I’m too old to be a giddy fanboy, but it was a thrill to meet a member of a band I have enjoyed listening to for so long.
The concert was great as always, even though the crowd seemed a bit tepid. I think it had to do with the venue, which was a very beautiful but formal restored old theater. It was too fancy for a rock concert. But it was still an excellent show.
I didn’t drive my Uber vehicle. It needed some work done, so I rented a car for the weekend. The rental place was out of the kind of car I had reserved, so they gave me a 2016 Mustang as a free upgrade. I didn’t do it to impress Drew, I promise. But it was a sweet ride and much nicer than my crummy old Corolla.
My conversation with Drew was thoroughly enjoyable. He was gracious after what must have been an exhausting performance and tolerated my many questions. We both are fathers of four daughters, though his are much younger than mine. So we talked some about parenting girls.
We talked about politics and what is happening in the Church in this election. We both agreed that something historic may be going on as American Christians try to sort through our role in American politics.
And happily, we talked about music. About how he ended up in the band. About Jon’s unique passion for music, songwriting, and performing. About the relationships among band members and other bands they have toured with.
I was able to communicate my appreciation for Switchfoot’s music over the years and to encourage him about the importance of music in people’s lives.
“It’s more than just entertainment, you know. Music has incredible power. It’s art and art is important. What you do matters more than you realize.”
“It’s true,” he said. “It’s amazing to me the things we hear. People tell us all the time these crazy stories. ‘This song literally saved my life. I was thinking about killing myself until I heard it and it gave me hope.’ That kind of thing happens regularly.”
“Exactly. That’s what I’m saying. Your music gives people hope.”
I liked Drew a lot. He is humble and smart and easy to talk to. He seemed as interested in me as I was in him. He had none of the hubris or cool detachment you might expect in celebrities.
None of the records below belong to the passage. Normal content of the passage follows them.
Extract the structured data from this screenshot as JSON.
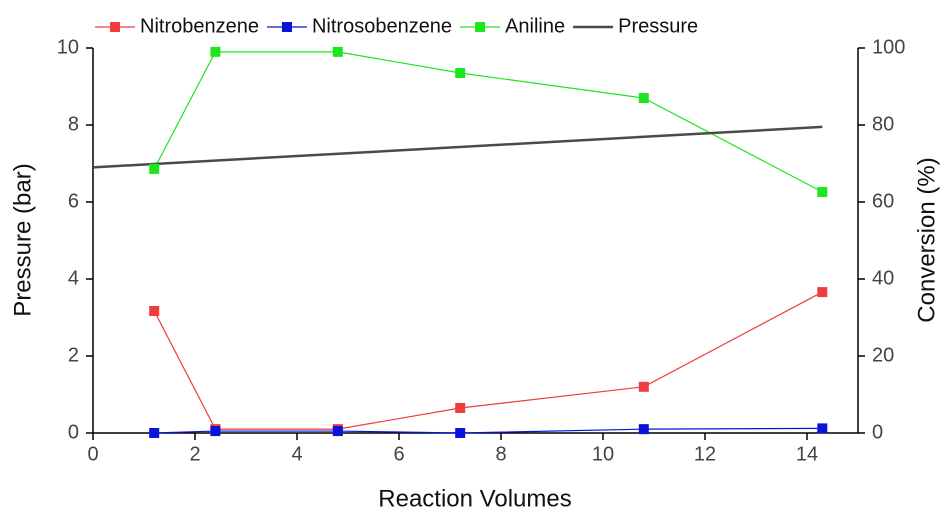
{
  "chart_data": {
    "type": "line",
    "xlabel": "Reaction Volumes",
    "ylabel": "Pressure (bar)",
    "y2label": "Conversion (%)",
    "xlim": [
      0,
      15
    ],
    "xticks": [
      0,
      2,
      4,
      6,
      8,
      10,
      12,
      14
    ],
    "ylim": [
      0,
      10
    ],
    "yticks": [
      0,
      2,
      4,
      6,
      8,
      10
    ],
    "y2lim": [
      0,
      100
    ],
    "y2ticks": [
      0,
      20,
      40,
      60,
      80,
      100
    ],
    "legend": "top",
    "series": [
      {
        "name": "Nitrobenzene",
        "color": "#f03c3c",
        "axis": "y2",
        "markers": true,
        "x": [
          1.2,
          2.4,
          4.8,
          7.2,
          10.8,
          14.3
        ],
        "values": [
          31.7,
          1,
          1,
          6.5,
          12,
          36.6
        ]
      },
      {
        "name": "Nitrosobenzene",
        "color": "#0a14d8",
        "axis": "y2",
        "markers": true,
        "x": [
          1.2,
          2.4,
          4.8,
          7.2,
          10.8,
          14.3
        ],
        "values": [
          0,
          0.5,
          0.5,
          0,
          1,
          1.2
        ]
      },
      {
        "name": "Aniline",
        "color": "#1ee61e",
        "axis": "y2",
        "markers": true,
        "x": [
          1.2,
          2.4,
          4.8,
          7.2,
          10.8,
          14.3
        ],
        "values": [
          68.6,
          99,
          99,
          93.5,
          87,
          62.6
        ]
      },
      {
        "name": "Pressure",
        "color": "#4a4a4a",
        "axis": "y",
        "markers": false,
        "x": [
          0,
          14.3
        ],
        "values": [
          6.9,
          7.95
        ]
      }
    ]
  }
}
Actually, this didn’t surprise me. Jim and Leslie have been telling me for years what a great guy Drew is, but it was still nice to witness myself.
Technically, this wasn’t an Uber ride. I didn’t charge for it, of course. But it was as memorable as any ride I’ve ever given.
¹A friend once pointed out that the word Christian only ever appears as a noun in Scripture. I prefer to avoid using the word as an adjective to describe anything other than a person.